The principal changes to the ward boundary in 2022 were the loss of the section of the old Minster ward to the west of the railway line, bounded by Bath Road, Parkside Road and Tilehurst Road, to Southcote ward, and the loss of the strip of Minster ward to the east of the A33, as far as the River Kennet, to Katesgrove ward. Coley ward also gained the area bounded by Tilehurst Road, Reading West station, Oxford Road and Prospect Street from Battle ward.

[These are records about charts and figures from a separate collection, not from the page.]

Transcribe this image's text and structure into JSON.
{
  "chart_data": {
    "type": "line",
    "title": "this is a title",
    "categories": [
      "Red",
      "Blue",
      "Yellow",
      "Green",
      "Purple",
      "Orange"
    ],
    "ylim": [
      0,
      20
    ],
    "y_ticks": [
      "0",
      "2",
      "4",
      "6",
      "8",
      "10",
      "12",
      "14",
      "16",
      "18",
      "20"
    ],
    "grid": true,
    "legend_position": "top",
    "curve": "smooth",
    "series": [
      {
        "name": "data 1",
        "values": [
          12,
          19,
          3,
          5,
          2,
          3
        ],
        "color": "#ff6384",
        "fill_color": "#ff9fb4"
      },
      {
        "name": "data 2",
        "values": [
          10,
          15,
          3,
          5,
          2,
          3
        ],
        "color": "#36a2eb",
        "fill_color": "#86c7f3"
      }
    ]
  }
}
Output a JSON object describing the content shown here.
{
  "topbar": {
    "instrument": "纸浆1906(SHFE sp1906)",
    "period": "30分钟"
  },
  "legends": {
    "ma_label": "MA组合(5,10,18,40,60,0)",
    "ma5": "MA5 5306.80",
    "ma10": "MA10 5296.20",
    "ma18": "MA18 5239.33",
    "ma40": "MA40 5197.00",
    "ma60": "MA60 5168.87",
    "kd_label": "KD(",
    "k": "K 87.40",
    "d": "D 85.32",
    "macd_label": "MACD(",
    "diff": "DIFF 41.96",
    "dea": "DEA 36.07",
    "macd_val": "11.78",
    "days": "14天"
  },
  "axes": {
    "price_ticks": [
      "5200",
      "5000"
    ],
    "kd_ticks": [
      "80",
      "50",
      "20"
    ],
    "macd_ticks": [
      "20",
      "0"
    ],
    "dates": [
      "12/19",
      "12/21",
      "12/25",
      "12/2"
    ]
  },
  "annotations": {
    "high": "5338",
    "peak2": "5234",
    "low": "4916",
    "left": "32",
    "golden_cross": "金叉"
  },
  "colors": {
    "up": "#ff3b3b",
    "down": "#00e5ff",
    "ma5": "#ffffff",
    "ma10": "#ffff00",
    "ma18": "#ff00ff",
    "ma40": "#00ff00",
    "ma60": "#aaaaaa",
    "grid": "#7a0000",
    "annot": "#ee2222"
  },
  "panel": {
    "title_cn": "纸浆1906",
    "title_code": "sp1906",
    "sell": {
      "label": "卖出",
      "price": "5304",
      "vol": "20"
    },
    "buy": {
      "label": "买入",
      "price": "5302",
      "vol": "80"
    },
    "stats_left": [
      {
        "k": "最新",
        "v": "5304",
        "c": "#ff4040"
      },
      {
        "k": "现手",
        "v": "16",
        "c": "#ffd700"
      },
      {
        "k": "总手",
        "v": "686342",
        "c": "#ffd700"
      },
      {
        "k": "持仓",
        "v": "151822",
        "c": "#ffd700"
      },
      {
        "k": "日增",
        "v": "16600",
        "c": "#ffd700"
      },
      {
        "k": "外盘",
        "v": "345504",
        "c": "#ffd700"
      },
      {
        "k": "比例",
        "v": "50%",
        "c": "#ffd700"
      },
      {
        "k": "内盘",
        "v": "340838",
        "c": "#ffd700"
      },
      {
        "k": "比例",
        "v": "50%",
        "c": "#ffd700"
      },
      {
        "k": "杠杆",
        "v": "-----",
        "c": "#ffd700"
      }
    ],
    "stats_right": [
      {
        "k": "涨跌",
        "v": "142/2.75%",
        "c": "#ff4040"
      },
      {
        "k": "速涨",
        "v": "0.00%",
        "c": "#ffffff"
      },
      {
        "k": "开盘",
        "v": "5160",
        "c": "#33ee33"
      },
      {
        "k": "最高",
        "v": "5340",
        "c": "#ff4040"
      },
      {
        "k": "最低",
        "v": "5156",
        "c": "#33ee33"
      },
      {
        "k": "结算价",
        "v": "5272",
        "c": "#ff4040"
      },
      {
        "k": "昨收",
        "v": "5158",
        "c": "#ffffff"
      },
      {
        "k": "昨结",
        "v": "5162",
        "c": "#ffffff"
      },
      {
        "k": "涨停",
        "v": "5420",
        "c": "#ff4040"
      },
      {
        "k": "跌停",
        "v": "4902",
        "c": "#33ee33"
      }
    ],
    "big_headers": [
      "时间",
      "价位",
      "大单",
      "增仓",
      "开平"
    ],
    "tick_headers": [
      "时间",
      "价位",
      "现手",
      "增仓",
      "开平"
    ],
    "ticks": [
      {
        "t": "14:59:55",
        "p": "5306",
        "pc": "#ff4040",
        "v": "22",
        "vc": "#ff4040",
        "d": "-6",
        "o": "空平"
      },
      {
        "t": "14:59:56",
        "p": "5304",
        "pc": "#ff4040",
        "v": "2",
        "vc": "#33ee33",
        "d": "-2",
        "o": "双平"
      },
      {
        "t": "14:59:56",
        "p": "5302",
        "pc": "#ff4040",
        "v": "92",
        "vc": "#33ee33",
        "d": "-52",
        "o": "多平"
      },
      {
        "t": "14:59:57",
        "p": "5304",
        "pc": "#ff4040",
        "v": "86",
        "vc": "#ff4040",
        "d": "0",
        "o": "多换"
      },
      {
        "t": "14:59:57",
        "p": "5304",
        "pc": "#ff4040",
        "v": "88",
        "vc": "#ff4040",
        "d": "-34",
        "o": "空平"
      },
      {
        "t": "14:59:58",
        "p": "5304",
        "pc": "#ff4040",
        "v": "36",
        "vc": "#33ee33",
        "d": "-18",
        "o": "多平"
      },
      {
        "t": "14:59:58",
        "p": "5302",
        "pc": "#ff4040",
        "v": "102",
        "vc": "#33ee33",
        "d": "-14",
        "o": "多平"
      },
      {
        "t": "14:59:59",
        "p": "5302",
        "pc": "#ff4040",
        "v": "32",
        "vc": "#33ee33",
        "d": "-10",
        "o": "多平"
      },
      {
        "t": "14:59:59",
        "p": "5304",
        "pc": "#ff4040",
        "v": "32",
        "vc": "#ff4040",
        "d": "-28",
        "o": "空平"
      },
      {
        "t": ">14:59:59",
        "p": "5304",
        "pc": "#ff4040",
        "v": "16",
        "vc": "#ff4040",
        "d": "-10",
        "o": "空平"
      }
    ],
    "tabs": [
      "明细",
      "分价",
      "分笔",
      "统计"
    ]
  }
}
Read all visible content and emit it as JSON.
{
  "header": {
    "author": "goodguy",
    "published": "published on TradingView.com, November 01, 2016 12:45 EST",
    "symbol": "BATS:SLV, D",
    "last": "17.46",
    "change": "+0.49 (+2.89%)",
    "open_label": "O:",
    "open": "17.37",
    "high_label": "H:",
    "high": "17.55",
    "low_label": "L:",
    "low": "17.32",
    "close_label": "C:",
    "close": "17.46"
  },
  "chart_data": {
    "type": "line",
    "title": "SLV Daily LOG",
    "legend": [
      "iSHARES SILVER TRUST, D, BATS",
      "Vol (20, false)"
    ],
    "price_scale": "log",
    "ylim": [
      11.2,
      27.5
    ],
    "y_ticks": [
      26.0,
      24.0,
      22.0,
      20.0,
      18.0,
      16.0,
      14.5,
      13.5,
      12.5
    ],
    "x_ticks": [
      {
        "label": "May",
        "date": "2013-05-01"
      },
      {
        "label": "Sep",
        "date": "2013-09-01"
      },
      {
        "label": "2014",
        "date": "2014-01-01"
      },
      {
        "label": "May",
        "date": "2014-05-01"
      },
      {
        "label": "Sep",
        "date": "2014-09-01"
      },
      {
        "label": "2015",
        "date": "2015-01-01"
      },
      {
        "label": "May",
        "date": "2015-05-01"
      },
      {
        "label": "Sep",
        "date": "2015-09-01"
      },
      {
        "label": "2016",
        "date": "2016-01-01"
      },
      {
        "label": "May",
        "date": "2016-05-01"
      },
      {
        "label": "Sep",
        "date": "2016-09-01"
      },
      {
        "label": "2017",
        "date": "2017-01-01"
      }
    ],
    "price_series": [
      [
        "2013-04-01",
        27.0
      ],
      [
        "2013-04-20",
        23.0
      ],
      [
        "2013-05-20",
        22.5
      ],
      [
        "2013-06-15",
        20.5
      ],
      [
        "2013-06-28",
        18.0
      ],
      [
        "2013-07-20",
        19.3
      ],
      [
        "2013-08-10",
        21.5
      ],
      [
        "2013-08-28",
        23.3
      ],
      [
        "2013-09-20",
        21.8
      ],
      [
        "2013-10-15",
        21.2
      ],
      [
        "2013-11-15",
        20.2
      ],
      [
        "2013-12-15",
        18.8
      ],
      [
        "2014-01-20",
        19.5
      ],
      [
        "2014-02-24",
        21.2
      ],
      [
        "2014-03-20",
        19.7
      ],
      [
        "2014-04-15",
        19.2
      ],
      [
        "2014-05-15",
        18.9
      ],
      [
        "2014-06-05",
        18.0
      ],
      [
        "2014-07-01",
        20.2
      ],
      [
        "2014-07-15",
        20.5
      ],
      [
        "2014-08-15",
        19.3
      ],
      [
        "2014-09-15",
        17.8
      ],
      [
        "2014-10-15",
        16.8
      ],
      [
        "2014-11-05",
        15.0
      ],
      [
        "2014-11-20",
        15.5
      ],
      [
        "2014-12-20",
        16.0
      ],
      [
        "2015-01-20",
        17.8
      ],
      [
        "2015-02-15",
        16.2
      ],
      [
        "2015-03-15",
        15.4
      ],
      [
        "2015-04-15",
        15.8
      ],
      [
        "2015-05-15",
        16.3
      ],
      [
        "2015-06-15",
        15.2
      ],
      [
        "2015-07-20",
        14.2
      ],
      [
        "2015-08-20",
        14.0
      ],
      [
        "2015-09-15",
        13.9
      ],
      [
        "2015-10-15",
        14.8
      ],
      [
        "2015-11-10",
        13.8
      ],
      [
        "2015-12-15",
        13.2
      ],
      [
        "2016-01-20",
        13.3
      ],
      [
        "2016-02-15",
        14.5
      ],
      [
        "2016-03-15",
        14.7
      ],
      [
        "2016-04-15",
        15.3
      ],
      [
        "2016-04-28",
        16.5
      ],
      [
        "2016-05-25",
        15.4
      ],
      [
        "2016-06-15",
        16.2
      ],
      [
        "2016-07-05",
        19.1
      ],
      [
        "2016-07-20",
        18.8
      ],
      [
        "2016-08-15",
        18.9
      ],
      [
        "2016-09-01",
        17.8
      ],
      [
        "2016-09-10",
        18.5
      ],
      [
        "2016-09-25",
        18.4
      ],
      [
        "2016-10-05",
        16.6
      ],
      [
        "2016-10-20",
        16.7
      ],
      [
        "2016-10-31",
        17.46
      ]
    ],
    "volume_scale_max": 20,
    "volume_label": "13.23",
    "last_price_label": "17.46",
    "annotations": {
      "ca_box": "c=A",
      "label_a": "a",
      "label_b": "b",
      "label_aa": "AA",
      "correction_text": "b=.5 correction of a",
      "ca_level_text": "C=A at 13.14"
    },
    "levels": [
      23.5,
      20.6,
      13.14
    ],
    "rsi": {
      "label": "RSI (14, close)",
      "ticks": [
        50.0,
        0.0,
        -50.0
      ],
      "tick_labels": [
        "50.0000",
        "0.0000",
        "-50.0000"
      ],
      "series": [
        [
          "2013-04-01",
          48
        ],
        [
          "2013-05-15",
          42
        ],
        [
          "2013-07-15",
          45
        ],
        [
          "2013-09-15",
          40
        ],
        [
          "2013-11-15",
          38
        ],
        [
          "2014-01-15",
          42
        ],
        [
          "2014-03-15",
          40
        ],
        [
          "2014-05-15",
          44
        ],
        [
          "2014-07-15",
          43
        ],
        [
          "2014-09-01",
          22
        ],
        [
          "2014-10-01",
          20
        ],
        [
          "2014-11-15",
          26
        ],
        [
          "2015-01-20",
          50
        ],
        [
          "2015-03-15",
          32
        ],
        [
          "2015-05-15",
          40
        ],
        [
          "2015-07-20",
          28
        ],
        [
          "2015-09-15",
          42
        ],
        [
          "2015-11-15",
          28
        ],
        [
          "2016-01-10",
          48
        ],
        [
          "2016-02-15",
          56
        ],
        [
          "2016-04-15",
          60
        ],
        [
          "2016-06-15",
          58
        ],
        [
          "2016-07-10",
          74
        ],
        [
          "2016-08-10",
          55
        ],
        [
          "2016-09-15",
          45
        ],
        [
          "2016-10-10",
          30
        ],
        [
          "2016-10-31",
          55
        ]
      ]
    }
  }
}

As of 2016, there were just over 10,000 people living in Minster ward, of whom 21% were aged under 16, 12.6% were aged 65 and over, and 29% were born outside the UK. The population lived in a total of just under 4,700 dwellings, of which almost 50% were in purpose-built blocks of flats, and around 20% each were terraced houses or semi-detached houses, with detached houses and flat conversions making up the rest. Of the population aged between 16 and 74, approximately 70% were in employment and 5.5% were unemployed. Of those in employment, 50% were in managerial, professional or technical occupations, with 26% in professional occupations.

As with all Reading wards, the ward elects three councillors to Reading Borough Council.  Elections since 2004 are generally held by thirds, with elections in three years out of four, although the 2022 elections were for all councillors due to the boundary changes. The ward councillors are currently Ellie Emberson, Paul Gittings and Liz Terry, all of whom are members of the Labour party.